В конце концов, из хаоса семидневных размышлений родилась и статья, и серия очерков, которые можно было предъявить в редакции. В них фиговый листочек патриотизма получился достаточно прозрачным, и нестандартные публикации вызвали немало толков. Пришлось даже ходить объяснять свою гражданскую позицию на «самый верх». Но журналистика учит многому. На тоскливое замечание управленца по печати о том, что «раньше он бы меня за такое посадил», я успешно отболтался, перевернув собственные мысли с ног на голову, отчего они стали более «понятны и приемлемы». Был милостиво отпущен и даже стяжал славу в определенных прогрессивных кругах. Тогда-то мой издатель и посоветовал писать «про наше».
А тут ещё и Лешка Сомов – друг закадычный – забежал как-то «на огонек», и, пока я возился на кухне, нагло сунул нос в мои Чеченские наброски. «Старик! – орал он потом, роняя изо рта куски непрожеванной колбасы, – Это же класс! Твои статьи, по сравнению с этим, просто какой-то советский партийный доклад! Ты гад, если не напишешь книгу! Все эти „Слепые“, „Косые“, не знаю там, „Сопливые“, – одна туфта! Базарной мафии и в жизни завались. А вот чтобы герой – человек из тех, что ещё не сбились в собачью стаю. С умом, с душой, со свежим взглядом – этого, брат, не хватает. По этому давно уже душа скучает. А у тебя такой материал! Пиши!».
И я вдруг загорелся.
О Чечне писать не хотел. На то были две причины. Во-первых, только ленивый тогда к этой теме не приложился, а во-вторых, существовала опасность «увязнуть» в своих размышлениях и далеко уйти от идеи.
А идея родилась сразу.
Мой герой – собиратель старинного оружия – в поисках сабли генерала Муравьева, едет на Кавказ, где, роясь в событиях дней прошедших, вдруг совершенно по-новому начинает видеть события дня сегодняшнего. При этом, главной задачей было избежать нравоучительных параллелей и однозначных выводов. Книга не должна была задавать вопросы и отвечать на них. Просто толчок к размышлению – какими мы становимся, и такие ли мы на самом деле?
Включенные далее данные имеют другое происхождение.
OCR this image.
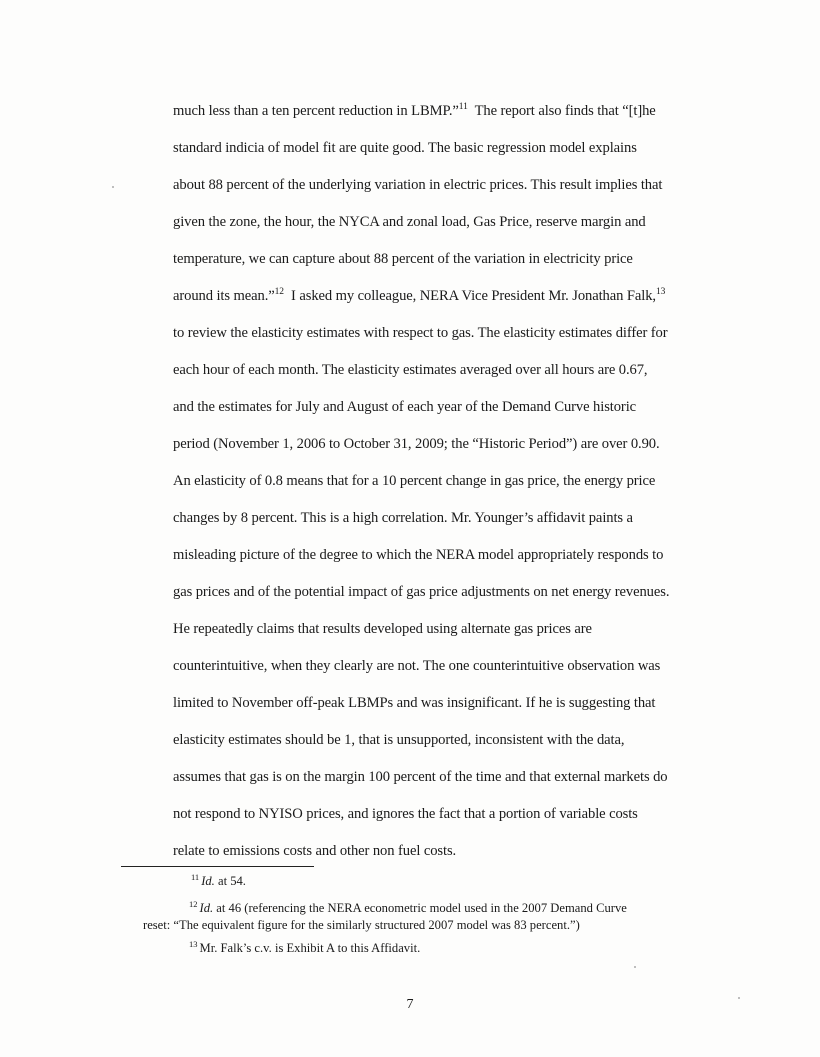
much less than a ten percent reduction in LBMP.”$^{11}$  The report also finds that “[t]he
standard indicia of model fit are quite good. The basic regression model explains
about 88 percent of the underlying variation in electric prices. This result implies that
given the zone, the hour, the NYCA and zonal load, Gas Price, reserve margin and
temperature, we can capture about 88 percent of the variation in electricity price
around its mean.”$^{12}$  I asked my colleague, NERA Vice President Mr. Jonathan Falk,$^{13}$
to review the elasticity estimates with respect to gas. The elasticity estimates differ for
each hour of each month. The elasticity estimates averaged over all hours are 0.67,
and the estimates for July and August of each year of the Demand Curve historic
period (November 1, 2006 to October 31, 2009; the “Historic Period”) are over 0.90.
An elasticity of 0.8 means that for a 10 percent change in gas price, the energy price
changes by 8 percent. This is a high correlation. Mr. Younger’s affidavit paints a
misleading picture of the degree to which the NERA model appropriately responds to
gas prices and of the potential impact of gas price adjustments on net energy revenues.
He repeatedly claims that results developed using alternate gas prices are
counterintuitive, when they clearly are not. The one counterintuitive observation was
limited to November off-peak LBMPs and was insignificant. If he is suggesting that
elasticity estimates should be 1, that is unsupported, inconsistent with the data,
assumes that gas is on the margin 100 percent of the time and that external markets do
not respond to NYISO prices, and ignores the fact that a portion of variable costs
relate to emissions costs and other non fuel costs.
$^{11}$ Id. at 54.
$^{12}$ Id. at 46 (referencing the NERA econometric model used in the 2007 Demand Curve
reset: “The equivalent figure for the similarly structured 2007 model was 83 percent.”)
$^{13}$ Mr. Falk’s c.v. is Exhibit A to this Affidavit.
7
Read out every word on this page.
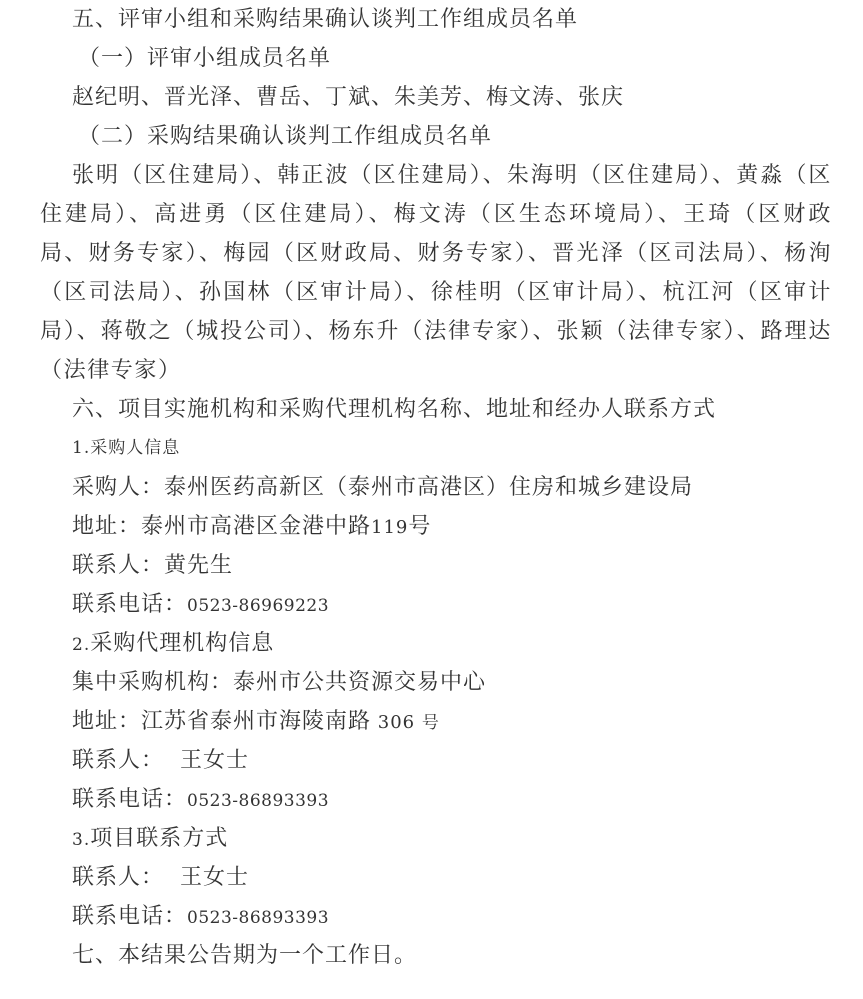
五、评审小组和采购结果确认谈判工作组成员名单
（一）评审小组成员名单
赵纪明、晋光泽、曹岳、丁斌、朱美芳、梅文涛、张庆
（二）采购结果确认谈判工作组成员名单
张明（区住建局）、韩正波（区住建局）、朱海明（区住建局）、黄淼（区住建局）、高进勇（区住建局）、梅文涛（区生态环境局）、王琦（区财政局、财务专家）、梅园（区财政局、财务专家）、晋光泽（区司法局）、杨洵（区司法局）、孙国林（区审计局）、徐桂明（区审计局）、杭江河（区审计局）、蒋敬之（城投公司）、杨东升（法律专家）、张颖（法律专家）、路理达（法律专家）
六、项目实施机构和采购代理机构名称、地址和经办人联系方式
1.采购人信息
采购人：泰州医药高新区（泰州市高港区）住房和城乡建设局
地址：泰州市高港区金港中路119号
联系人：黄先生
联系电话：0523-86969223
2.采购代理机构信息
集中采购机构：泰州市公共资源交易中心
地址：江苏省泰州市海陵南路 306 号
联系人：  王女士
联系电话：0523-86893393
3.项目联系方式
联系人：  王女士
联系电话：0523-86893393
七、本结果公告期为一个工作日。
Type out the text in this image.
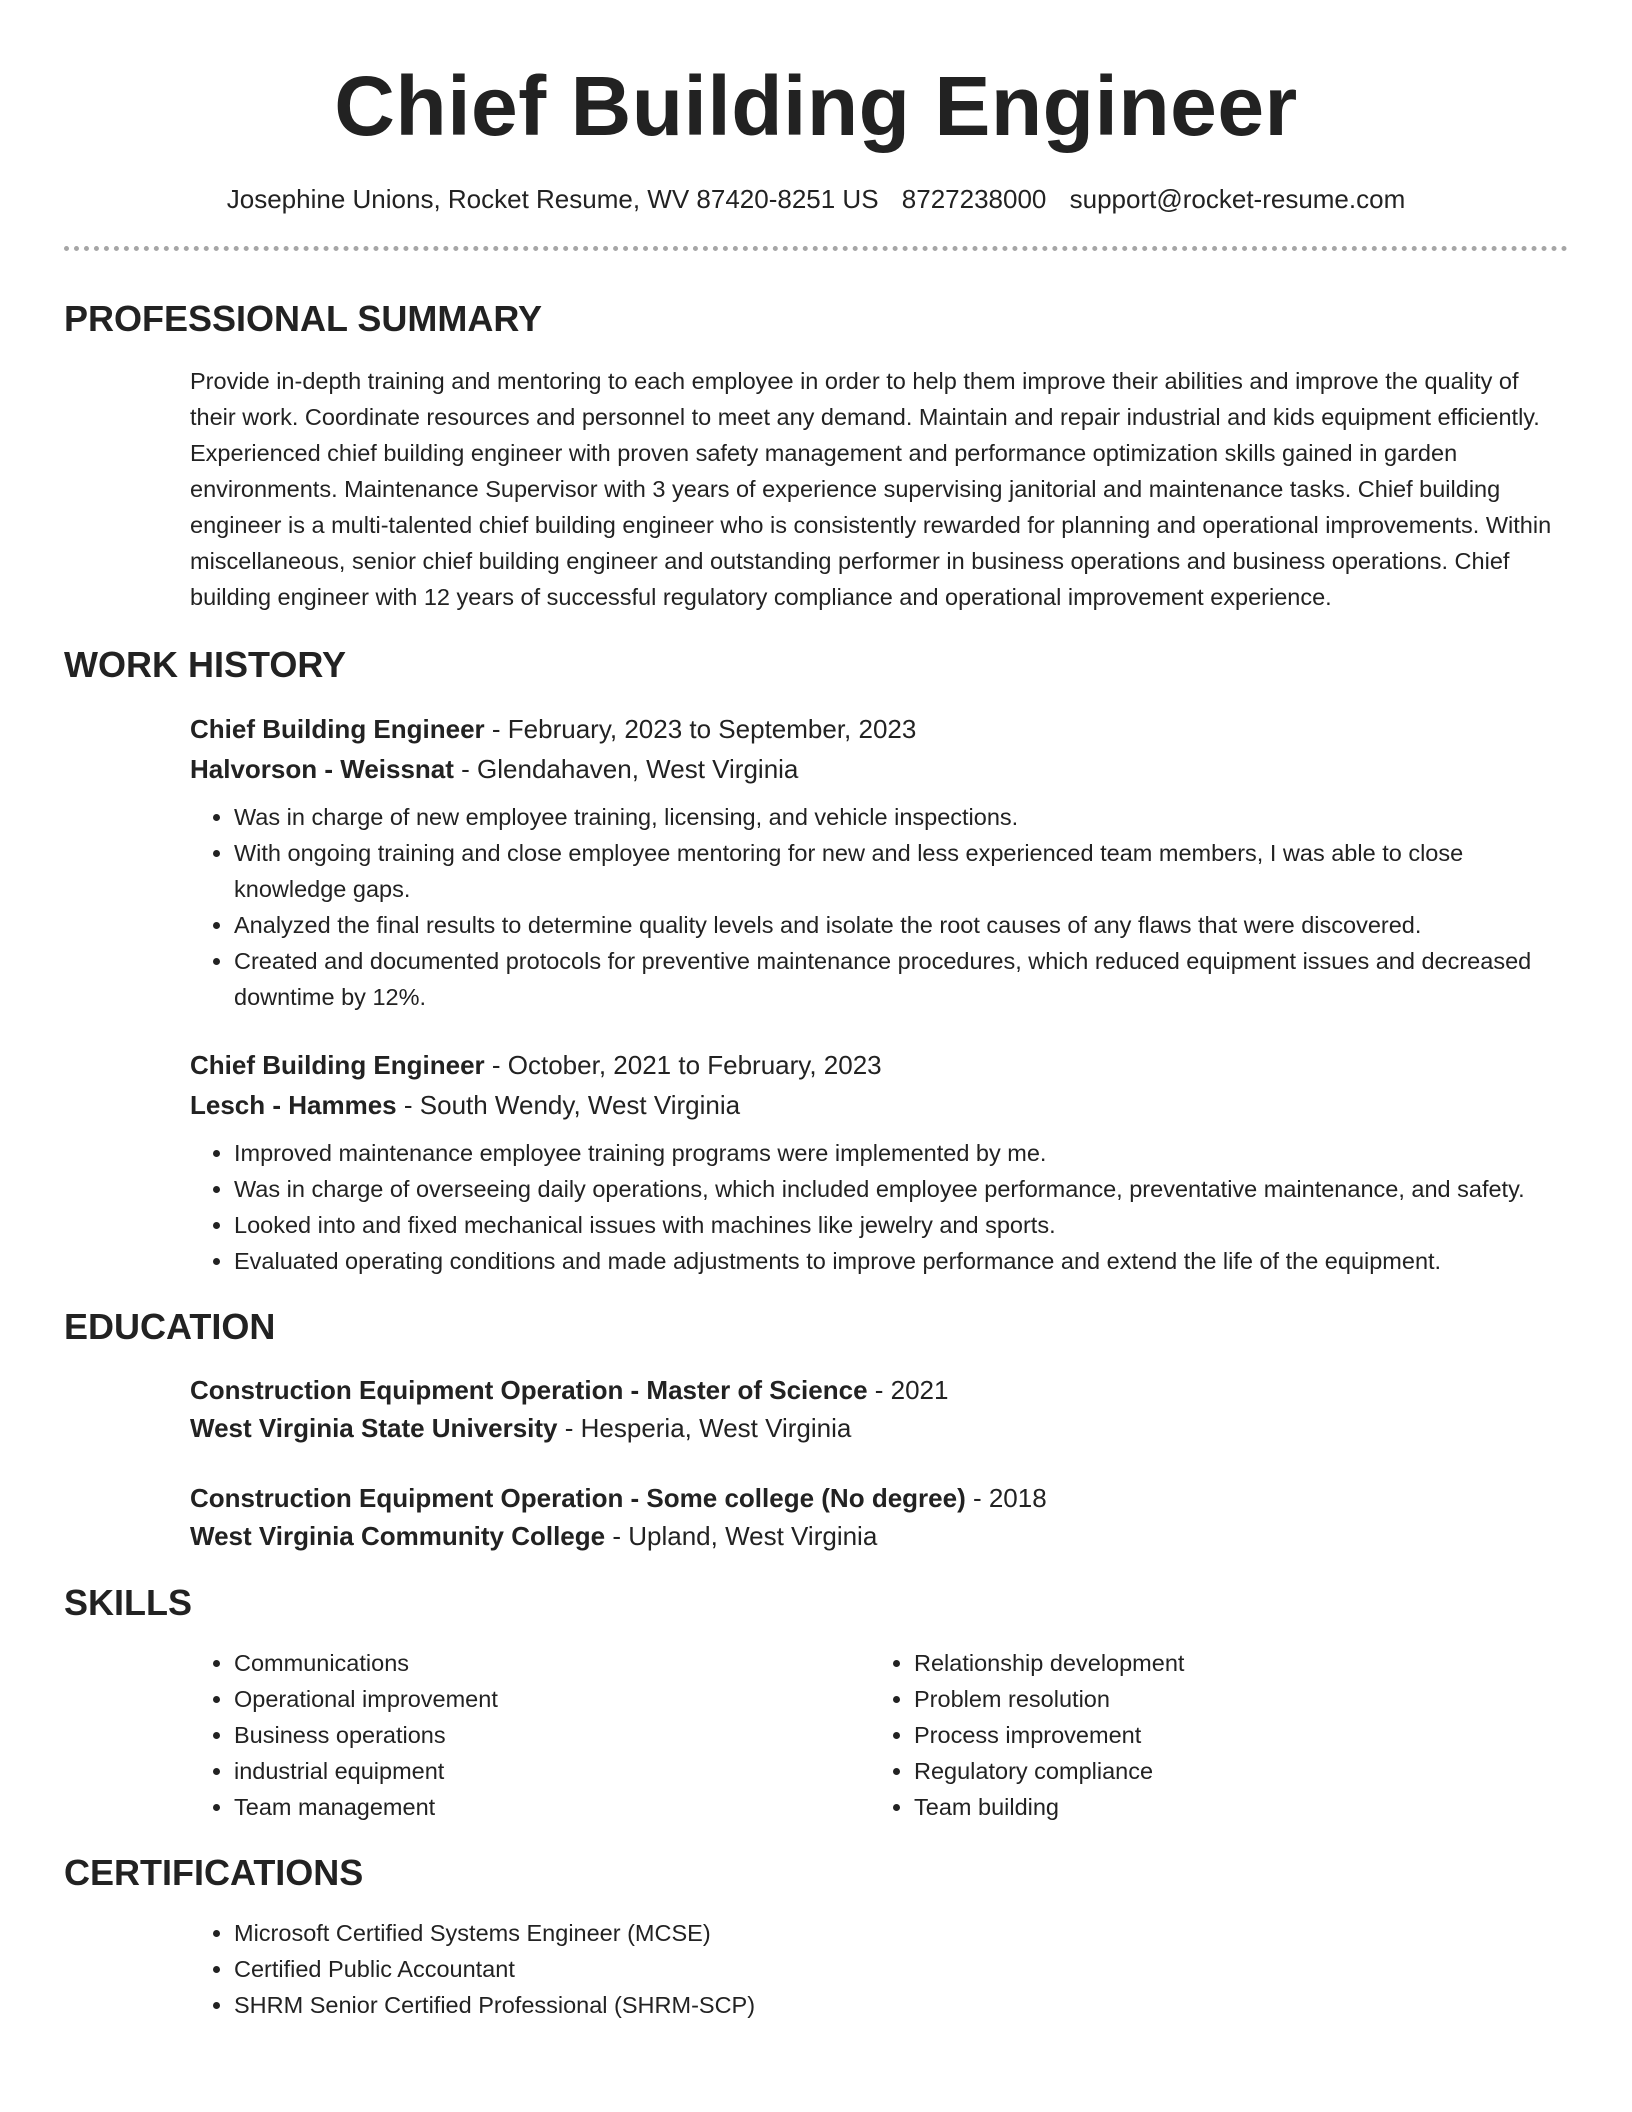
Chief Building Engineer
Josephine Unions, Rocket Resume, WV 87420-8251 US 8727238000 support@rocket-resume.com
PROFESSIONAL SUMMARY
Provide in-depth training and mentoring to each employee in order to help them improve their abilities and improve the quality of their work. Coordinate resources and personnel to meet any demand. Maintain and repair industrial and kids equipment efficiently. Experienced chief building engineer with proven safety management and performance optimization skills gained in garden environments. Maintenance Supervisor with 3 years of experience supervising janitorial and maintenance tasks. Chief building engineer is a multi-talented chief building engineer who is consistently rewarded for planning and operational improvements. Within miscellaneous, senior chief building engineer and outstanding performer in business operations and business operations. Chief building engineer with 12 years of successful regulatory compliance and operational improvement experience.
WORK HISTORY
Chief Building Engineer - February, 2023 to September, 2023
Halvorson - Weissnat - Glendahaven, West Virginia
• Was in charge of new employee training, licensing, and vehicle inspections.
• With ongoing training and close employee mentoring for new and less experienced team members, I was able to close knowledge gaps.
• Analyzed the final results to determine quality levels and isolate the root causes of any flaws that were discovered.
• Created and documented protocols for preventive maintenance procedures, which reduced equipment issues and decreased downtime by 12%.
Chief Building Engineer - October, 2021 to February, 2023
Lesch - Hammes - South Wendy, West Virginia
• Improved maintenance employee training programs were implemented by me.
• Was in charge of overseeing daily operations, which included employee performance, preventative maintenance, and safety.
• Looked into and fixed mechanical issues with machines like jewelry and sports.
• Evaluated operating conditions and made adjustments to improve performance and extend the life of the equipment.
EDUCATION
Construction Equipment Operation - Master of Science - 2021
West Virginia State University - Hesperia, West Virginia
Construction Equipment Operation - Some college (No degree) - 2018
West Virginia Community College - Upland, West Virginia
SKILLS
• Communications
• Operational improvement
• Business operations
• industrial equipment
• Team management
• Relationship development
• Problem resolution
• Process improvement
• Regulatory compliance
• Team building
CERTIFICATIONS
• Microsoft Certified Systems Engineer (MCSE)
• Certified Public Accountant
• SHRM Senior Certified Professional (SHRM-SCP)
Героя я сначала хотел назвать в честь дяди, но потом передумал. Василий Львович оружие не любил и никогда его не собирал. Он считал, что человечество много потеряло, растрачивая свои мозги на его совершенствование. Но меня старинные клинки всегда завораживали. Ружья – не так, а вот мечи, сабли, шпаги приводили в какой-то священный трепет своими изяществом и отточенной красотой…. Поэтому герой стал зваться Николаем Лекомцевым, который, как и я, писал книги на исторические сюжеты. Волею судеб, он оказывался втянутым в военные действия, где его романтическая душа познавала все – и медные трубы бессмысленного подвига, и озлобленность, и превращение в матерого зверя, когда накопленная жестокость достигает такого уровня, за которым Личность пожирается…. Но Человек все же возобладал. Мучительно и болезненно, он пробился сквозь все наносное, израненный сомнениями, но обновленный. И опорой в этом возрождении стал для него тот роман о генерале Муравьеве, который он не переставал сочинять даже тогда, когда все это казалось ненужным и бессмысленным. Он словно чувствовал, что спасется только если не выпустит из мыслей образы других людей. Которые жили, когда понятия о чести и долге были не просто понятиями, а нормой жизни, привитой воспитанием всего того поколения; когда духовными наставниками были воистину великие, а благородство духа ещё не смешивали с наивностью.